Rodrigo Costa
É inseparável, a nossa condição de bicho social, com a de animal, ainda que humano, porque as traves que nos sustentam são as mesmíssimas que tramitam a existência de todas as espécies. É o Instinto que nos impõe o jogo de sedução; que nos impõe a luta pela comodidade e pela sobrevivência, sempre como partículas que devem obediência ao estabelecimento do Universo. Daí as inconstâncias, entre paixões e tédio. Até que, gastos, a Vida nos recicla e nos transforma –por mais plásticas que façamos– e nos substitui por outros que, mais capazes, mais fortes, se apaixonam e se entediam, suportando inconstâncias, na manutenção dos ciclos de mimetismos e de disputas.
Não há, sem corrupção, nem marcha nem progresso –chamemos-lhe assim– . Ninguém está disponível sem que haja prémio. O altruísmo é uma necessidade de recebimento que não tem mistério; é a razão por que eu, agora, vos escrevo. Porque recebo, em troca, amadurecimento e alívio –não pensem que isto não é matéria–. Damos, porque nos damos. Não chega, a nossa autonomia, à independência. Nós somos, sempre, vítimas, carecidas, de matéria e de afecto.
Não há reis nem ministros nem presidentes sem troca de cedências. Há-de haver, no mínimo, a empatia do aspecto. No cerco que só aparentemente se aperta, só corruptos, divididos em três espécies: activos, passivos e os que não têm outra saída. Um dia, se a Vida permitisse que todos fossem presos, quem, impoluto, faria os julgamentos?
A esperança dos poderes esteve na educação e em Deus. Na falta de percepção e de leitura –ah, maldição! São tantos os que percebem e sabem ler!... Já não é possível roubá-los às escuras–. Por isso, sem evasivas e por falta de meios, aquele Secretário de Estado, sem poder esconder-se nem esconder a truta, teve o descaramento de atribuir as culpas.

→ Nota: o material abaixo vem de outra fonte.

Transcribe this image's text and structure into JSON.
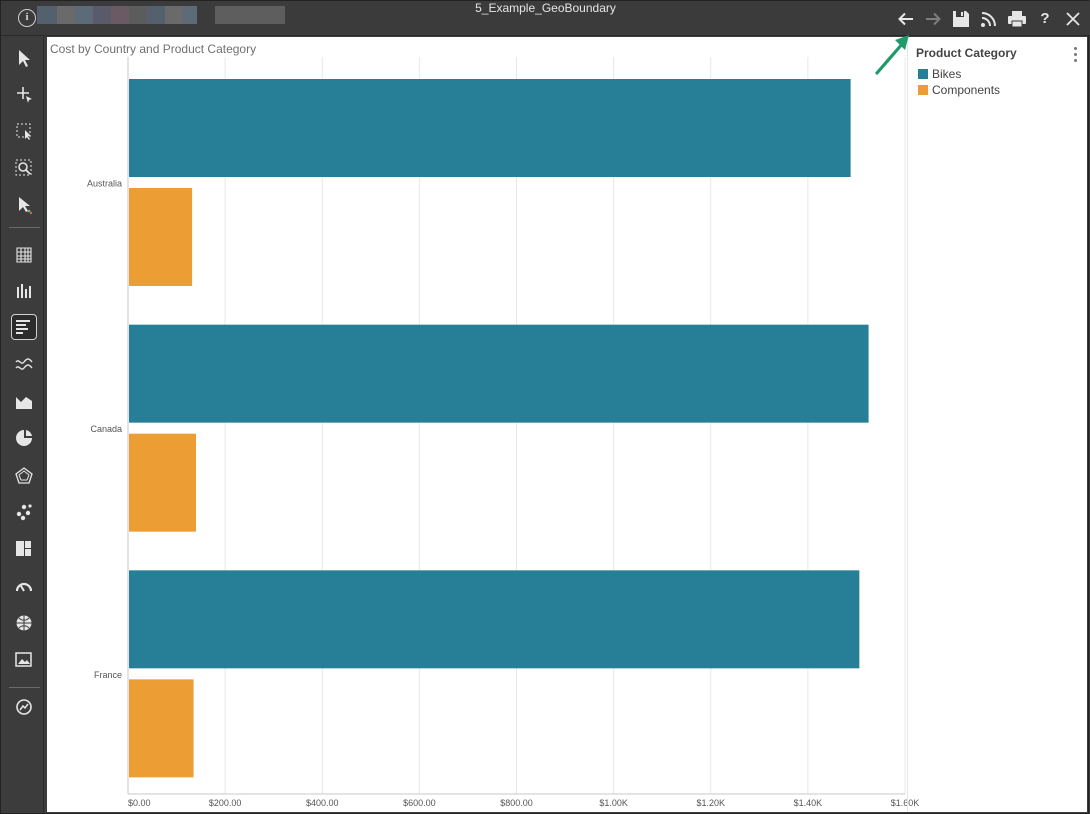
{
  "window": {
    "title": "5_Example_GeoBoundary",
    "blur_colors": [
      "#55606e",
      "#6a6a6a",
      "#5d6a78",
      "#5a5a6a",
      "#6a5a64",
      "#5c5c5c"
    ]
  },
  "titlebar_icons": [
    {
      "name": "back-arrow-icon",
      "glyph": "arrow-left"
    },
    {
      "name": "forward-arrow-icon",
      "glyph": "arrow-right"
    },
    {
      "name": "save-icon",
      "glyph": "floppy"
    },
    {
      "name": "rss-icon",
      "glyph": "rss"
    },
    {
      "name": "print-icon",
      "glyph": "printer"
    },
    {
      "name": "help-icon",
      "glyph": "?"
    },
    {
      "name": "close-icon",
      "glyph": "x"
    }
  ],
  "toolbar": {
    "tools": [
      "select-pointer-icon",
      "add-point-icon",
      "region-select-icon",
      "zoom-region-icon",
      "pointer-color-icon",
      "grid-chart-icon",
      "column-chart-icon",
      "bar-chart-icon",
      "line-chart-icon",
      "area-chart-icon",
      "pie-chart-icon",
      "radar-chart-icon",
      "scatter-chart-icon",
      "treemap-chart-icon",
      "gauge-chart-icon",
      "map-chart-icon",
      "image-chart-icon",
      "chart-settings-icon"
    ],
    "active_tool": "bar-chart-icon"
  },
  "legend": {
    "title": "Product Category",
    "items": [
      {
        "label": "Bikes",
        "color": "#267f96"
      },
      {
        "label": "Components",
        "color": "#ec9e35"
      }
    ]
  },
  "chart_data": {
    "type": "bar",
    "orientation": "horizontal",
    "title": "Cost by Country and Product Category",
    "categories": [
      "Australia",
      "Canada",
      "France"
    ],
    "series": [
      {
        "name": "Bikes",
        "color": "#267f96",
        "values": [
          1488,
          1525,
          1506
        ]
      },
      {
        "name": "Components",
        "color": "#ec9e35",
        "values": [
          132,
          140,
          135
        ]
      }
    ],
    "xlim": [
      0,
      1600
    ],
    "xticks": [
      "$0.00",
      "$200.00",
      "$400.00",
      "$600.00",
      "$800.00",
      "$1.00K",
      "$1.20K",
      "$1.40K",
      "$1.60K"
    ],
    "grid": true,
    "legend_position": "right"
  },
  "annotation": {
    "color": "#1f9a6a"
  }
}
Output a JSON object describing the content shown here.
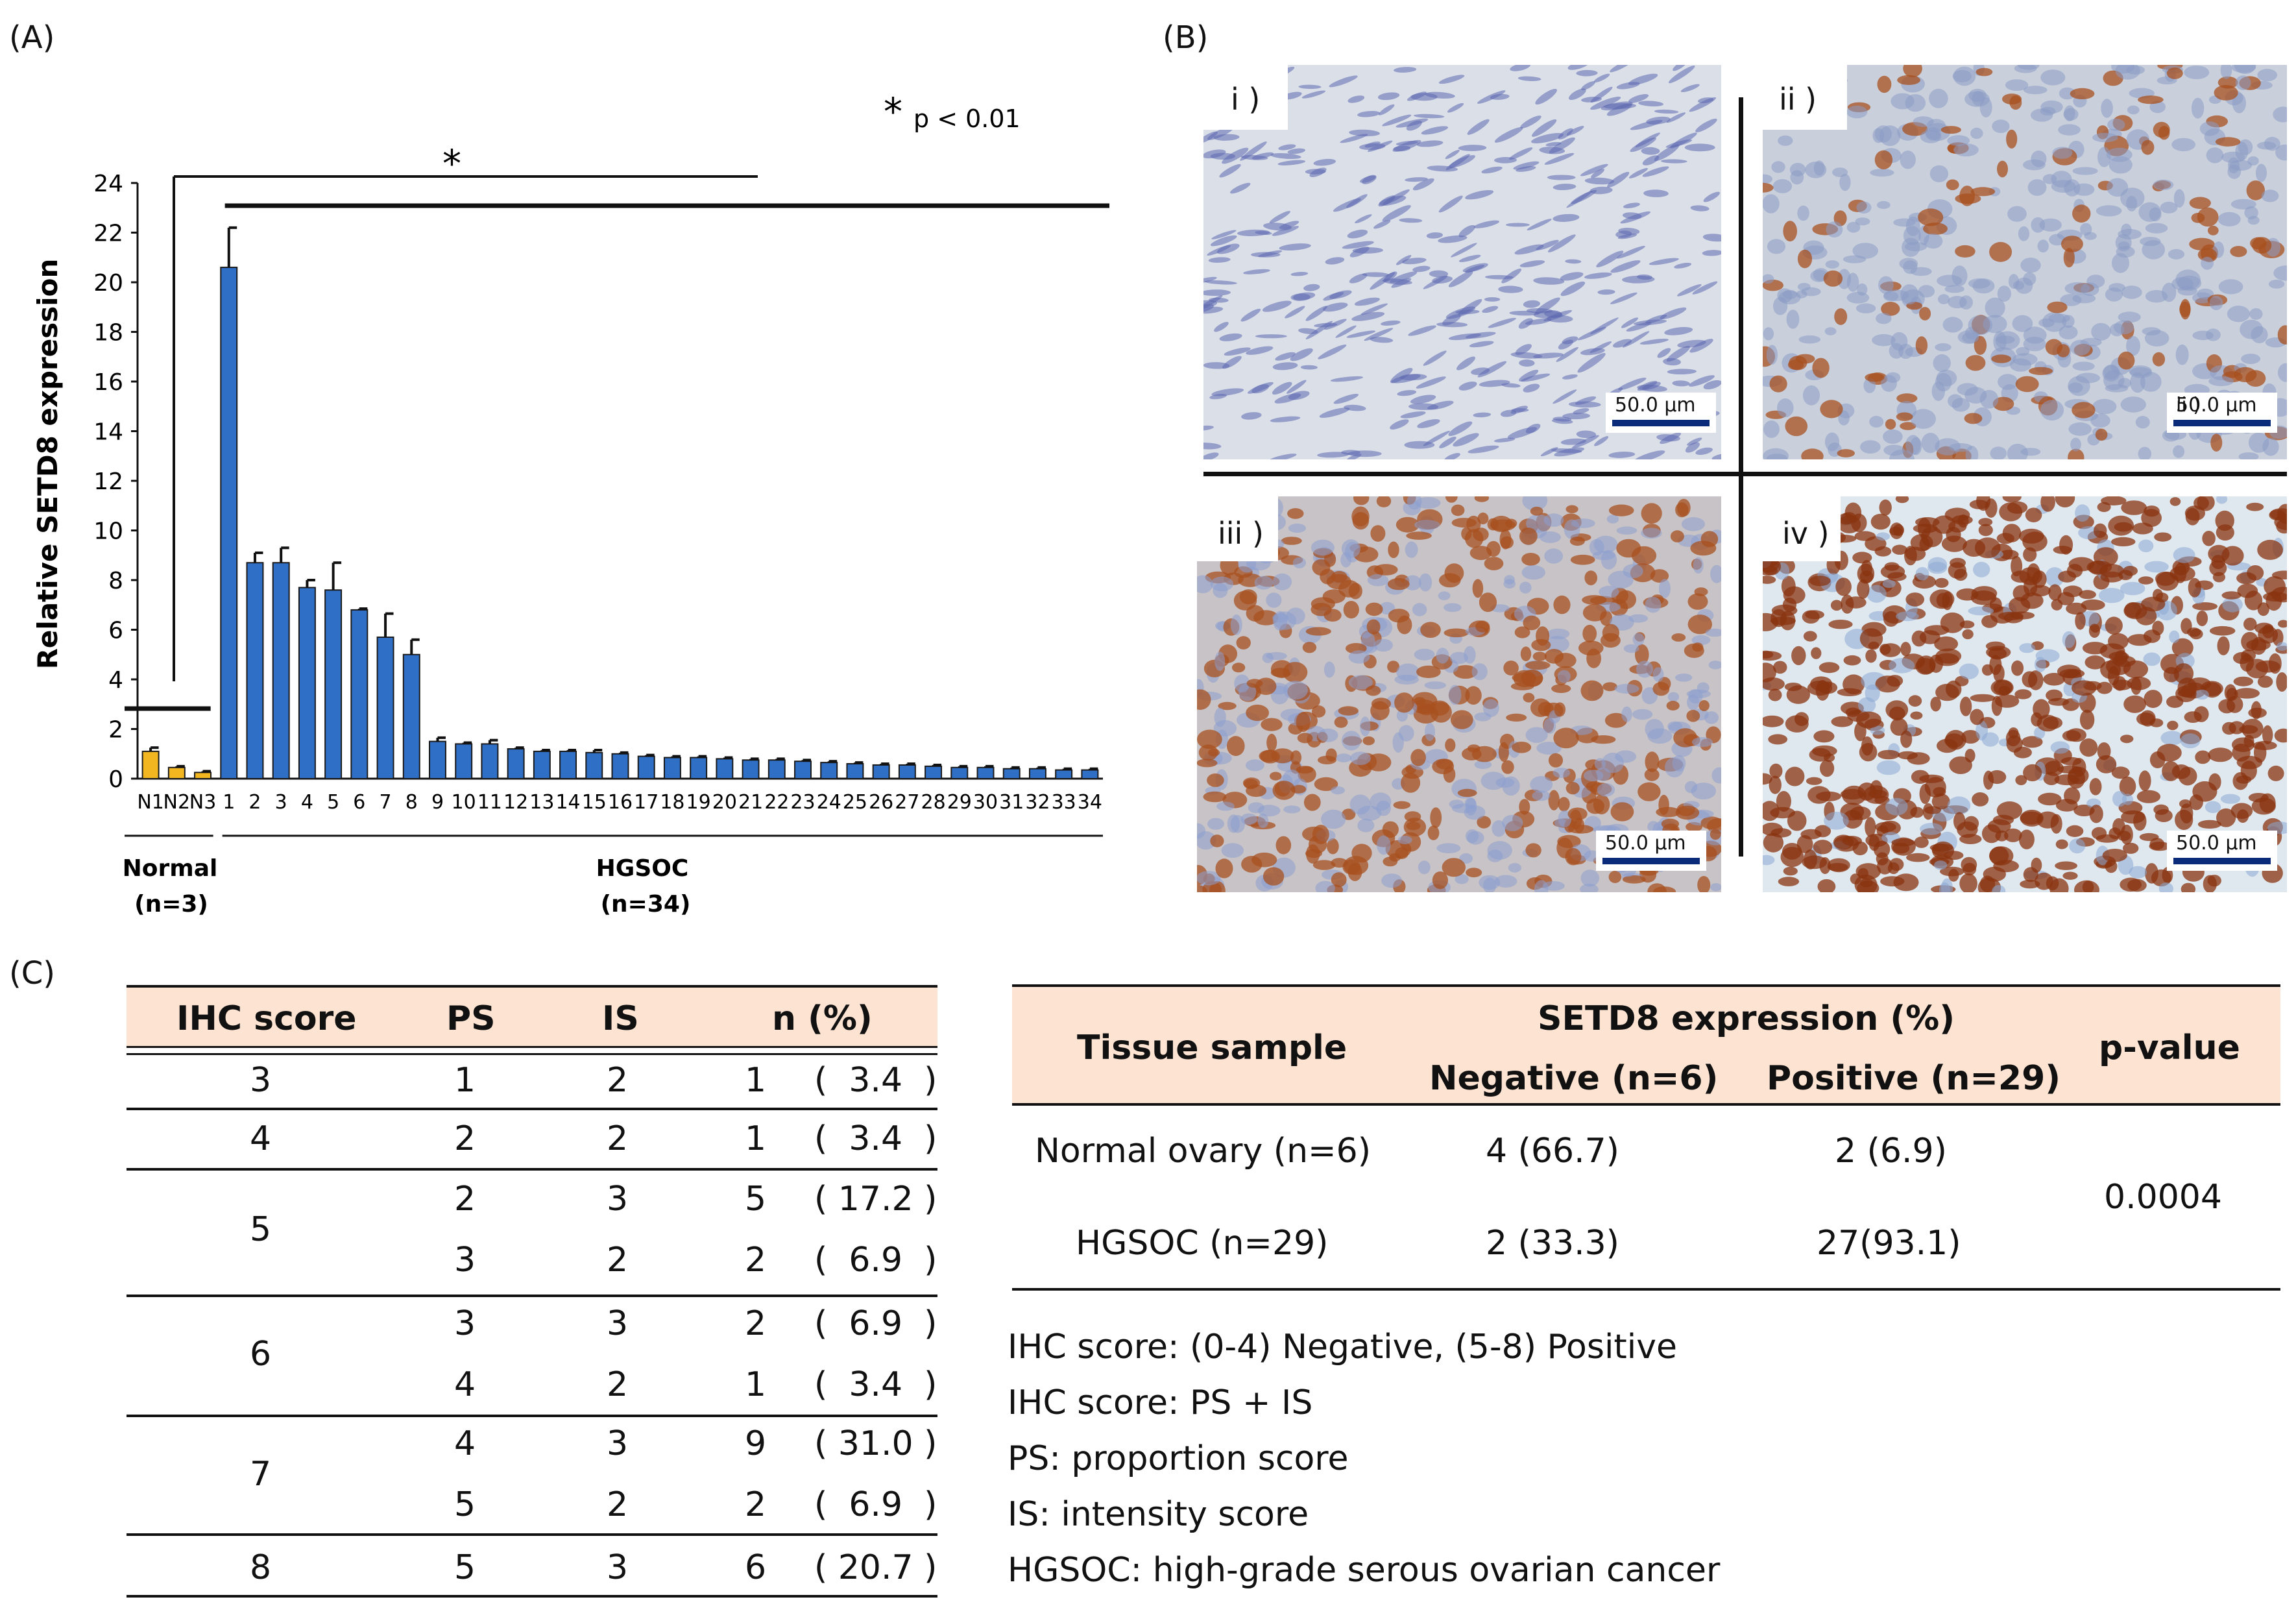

P.S: Eu quero acreditar, sem nem alimentar a esperança de mudar o mundo, que este espaço se manterá aberto, e que a sua razão de aparecimento há-de manter, como alicerce, as ideias e as palavras sem medo. É preciso que os falsos e os fantasmas se habituem ao destemor do pensamento, e que encarem as palavras, mais do que como veneno, remédio.
Estou grato, porque posso ser eu em espaço aberto, ao invés de me fechar numa caneta sem préstimo, por não poder dar voz às palavras que me pareçam certas.
A paixão é uma flor, Joaquim Jorge, que não pode viver de secura. Continua.